Explores, historically, the development and growth of Sufism and other esoteric movements of Islam. Questions that will arise include: Do these esoteric and mystical ideas supplant or complement the exoteric practices and beliefs of Islam? Why is Sufism important for Sufis? How do we study religious ideas that thrive, sometimes, on defying description?
REL 2220. Hindu Literatures.
John Holt and Sree Holt.
A reading and discussion of translated classical Hindu literature, including the Rg Veda, Upanishads, Yoga Sutra, the epics Ramayana, Mahabharata (including the Bhagavad Gita), Devi Mahatmya and the Cilapatikaram, etc. Focuses on development of various types of religious worldviews and religious experiences as reflected in classical Sanskrit and vernacular literature of India.
REL 2232. Approaches to the Qur'an.
Robert Morrison.
Explores a variety of approaches to and interpretations of the Qur’an, the foundational text of Islam. Special attention will be paid to the Qur’an’s doctrines, to the Qur’an’s role in Islamic law, to the Qur’an’s relationship to the Bible, and to the Qur’an’s historical context. While the Qur’an will be read entirely in English translation, explores the role of the Arabic Qur’an in the lives of Muslims worldwide.
REL 2247. Global Pentecostalism: The Roots and Routes of Twentieth Century Christianity.
Judith Casselberry.
Seminar. Pentecostalism is a form of Christianity centered on the gifts of the Holy Spirit. Pentecostals speak in tongues, heal, prophesize, see visions, and exorcise demons. By many accounts, Pentecostalism is the fastest-growing religion in the world. While the Pentecostal population is difficult to count, current estimates place the world’s total number of adherents at close to 600 million, of whom 75% are women. With particular attention to its intersections with gender, ethnicity, and class, explores the religion’s appeal; its impact on devotees’ lives; and resultant local, regional, and global implications. Case studies include the Americas, the Caribbean, and Africa.
REL 2258. Citizenship and Religion in America.
Elizabeth Pritchard.
A critical examination of the criteria, practices, and spaces that constitute citizenship in the United States. It is also designed to be an exercise in citizenship. This course will be held at a Maine Correctional Facility (Maine Correctional Center in Windham, Maine). It will be composed of Bowdoin students (“outside students”) and inmates (“inside students”). All students have citizenship in common, but they will have differing relationships to and understandings of this status based on their nation state membership, residence and location, class, ethnicity, gender, sexuality, race, religion, political participation, and membership in the labor force. Readings and discussions are designed to provoke extended analysis of the entitlements and exclusions of citizenship.

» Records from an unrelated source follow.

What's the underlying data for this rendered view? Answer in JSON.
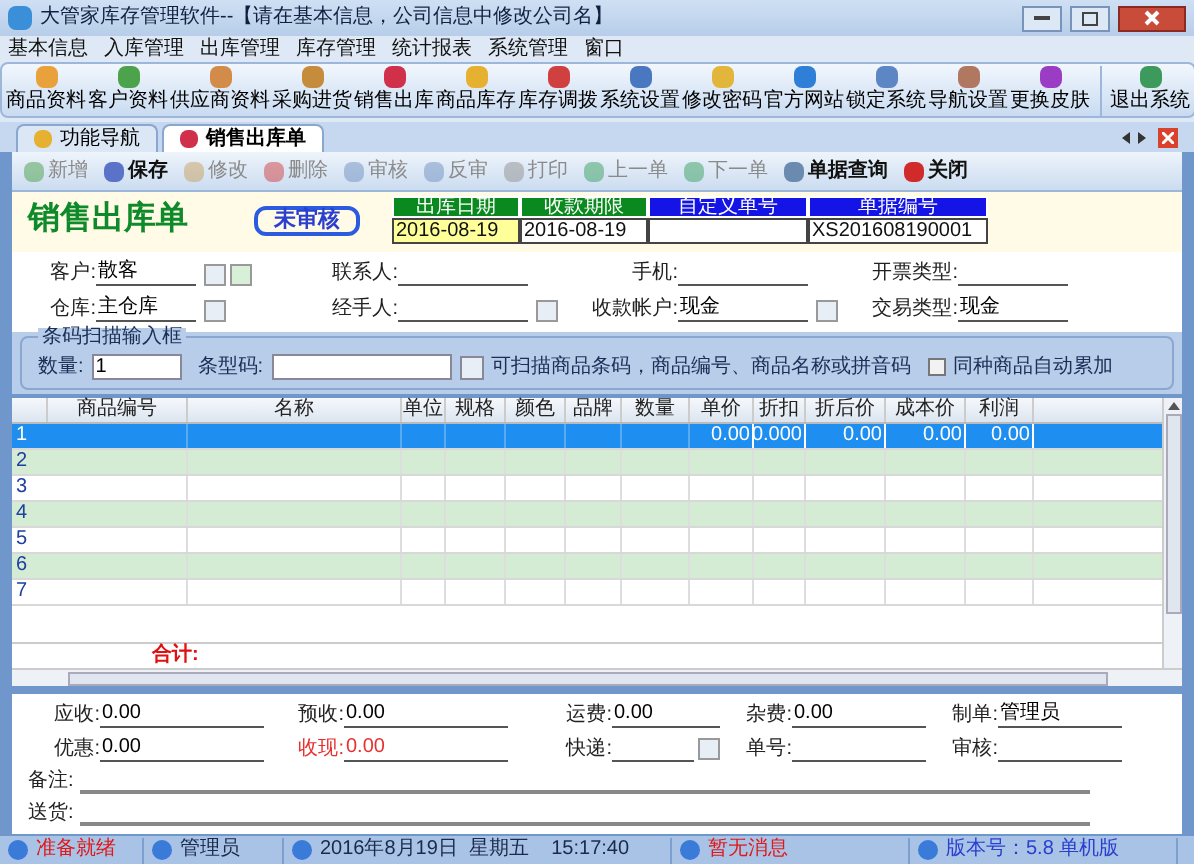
{
  "window": {
    "title": "大管家库存管理软件--【请在基本信息，公司信息中修改公司名】"
  },
  "menu": [
    "基本信息",
    "入库管理",
    "出库管理",
    "库存管理",
    "统计报表",
    "系统管理",
    "窗口"
  ],
  "toolbar": [
    {
      "label": "商品资料"
    },
    {
      "label": "客户资料"
    },
    {
      "label": "供应商资料"
    },
    {
      "label": "采购进货"
    },
    {
      "label": "销售出库"
    },
    {
      "label": "商品库存"
    },
    {
      "label": "库存调拨"
    },
    {
      "label": "系统设置"
    },
    {
      "label": "修改密码"
    },
    {
      "label": "官方网站"
    },
    {
      "label": "锁定系统"
    },
    {
      "label": "导航设置"
    },
    {
      "label": "更换皮肤"
    },
    {
      "label": "退出系统"
    }
  ],
  "tabs": [
    {
      "label": "功能导航",
      "selected": false
    },
    {
      "label": "销售出库单",
      "selected": true
    }
  ],
  "doc_toolbar": [
    {
      "label": "新增",
      "disabled": true
    },
    {
      "label": "保存",
      "disabled": false
    },
    {
      "label": "修改",
      "disabled": true
    },
    {
      "label": "删除",
      "disabled": true
    },
    {
      "label": "审核",
      "disabled": true
    },
    {
      "label": "反审",
      "disabled": true
    },
    {
      "label": "打印",
      "disabled": true
    },
    {
      "label": "上一单",
      "disabled": true
    },
    {
      "label": "下一单",
      "disabled": true
    },
    {
      "label": "单据查询",
      "disabled": false
    },
    {
      "label": "关闭",
      "disabled": false
    }
  ],
  "header": {
    "title": "销售出库单",
    "stamp": "未审核",
    "fields": [
      {
        "label": "出库日期",
        "value": "2016-08-19"
      },
      {
        "label": "收款期限",
        "value": "2016-08-19"
      },
      {
        "label": "自定义单号"
      },
      {
        "label": "单据编号",
        "value": "XS201608190001"
      }
    ]
  },
  "form": [
    [
      {
        "label": "客户:",
        "value": "散客"
      },
      {
        "label": "联系人:"
      },
      {
        "label": "手机:"
      },
      {
        "label": "开票类型:"
      }
    ],
    [
      {
        "label": "仓库:",
        "value": "主仓库"
      },
      {
        "label": "经手人:"
      },
      {
        "label": "收款帐户:",
        "value": "现金"
      },
      {
        "label": "交易类型:",
        "value": "现金"
      }
    ]
  ],
  "barcode": {
    "legend": "条码扫描输入框",
    "qty_label": "数量:",
    "qty": "1",
    "code_label": "条型码:",
    "hint": "可扫描商品条码，商品编号、商品名称或拼音码",
    "checkbox": {
      "label": "同种商品自动累加",
      "checked": false
    }
  },
  "table": {
    "columns": [
      "商品编号",
      "名称",
      "单位",
      "规格",
      "颜色",
      "品牌",
      "数量",
      "单价",
      "折扣",
      "折后价",
      "成本价",
      "利润"
    ],
    "rows": [
      {
        "no": "1",
        "selected": true,
        "values": [
          "0.00",
          "0.000",
          "0.00",
          "0.00",
          "0.00"
        ]
      },
      {
        "no": "2",
        "selected": false
      },
      {
        "no": "3",
        "selected": false
      },
      {
        "no": "4",
        "selected": false
      },
      {
        "no": "5",
        "selected": false
      },
      {
        "no": "6",
        "selected": false
      },
      {
        "no": "7",
        "selected": false
      }
    ],
    "total": "合计:"
  },
  "footer": [
    [
      {
        "label": "应收:",
        "value": "0.00"
      },
      {
        "label": "预收:",
        "value": "0.00"
      },
      {
        "label": "运费:",
        "value": "0.00"
      },
      {
        "label": "杂费:",
        "value": "0.00"
      },
      {
        "label": "制单:",
        "value": "管理员"
      }
    ],
    [
      {
        "label": "优惠:",
        "value": "0.00"
      },
      {
        "label": "收现:",
        "value": "0.00",
        "highlight": true
      },
      {
        "label": "快递:",
        "picker": true
      },
      {
        "label": "单号:"
      },
      {
        "label": "审核:"
      }
    ]
  ],
  "notes": [
    {
      "label": "备注:"
    },
    {
      "label": "送货:"
    }
  ],
  "status_bar": [
    {
      "text": "准备就绪",
      "kind": "alert"
    },
    {
      "text": "管理员",
      "kind": "normal"
    },
    {
      "text": "2016年8月19日  星期五    15:17:40",
      "kind": "normal"
    },
    {
      "text": "暂无消息",
      "kind": "alert"
    },
    {
      "text": "版本号：5.8 单机版",
      "kind": "info"
    }
  ]
}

REL 2288. Religious Culture and Politics in Southeast Asia.
John Holt.
An examination of the ways in which changes in political economies and societies of Sri Lanka, Burma, Thailand, Laos and Cambodia have fostered changes in the predominantly Theravada Buddhist religious cultures of modern Southeast Asia. Focuses include how civil wars in Sri Lanka and Burma, revolutions in Laos and Cambodia, and the ideology of kingship in Thailand have elicited changes in the public practice of religion. Previous credit in Religion 2222 {222} (same as Asian Studies 2554 {242}) is highly recommended.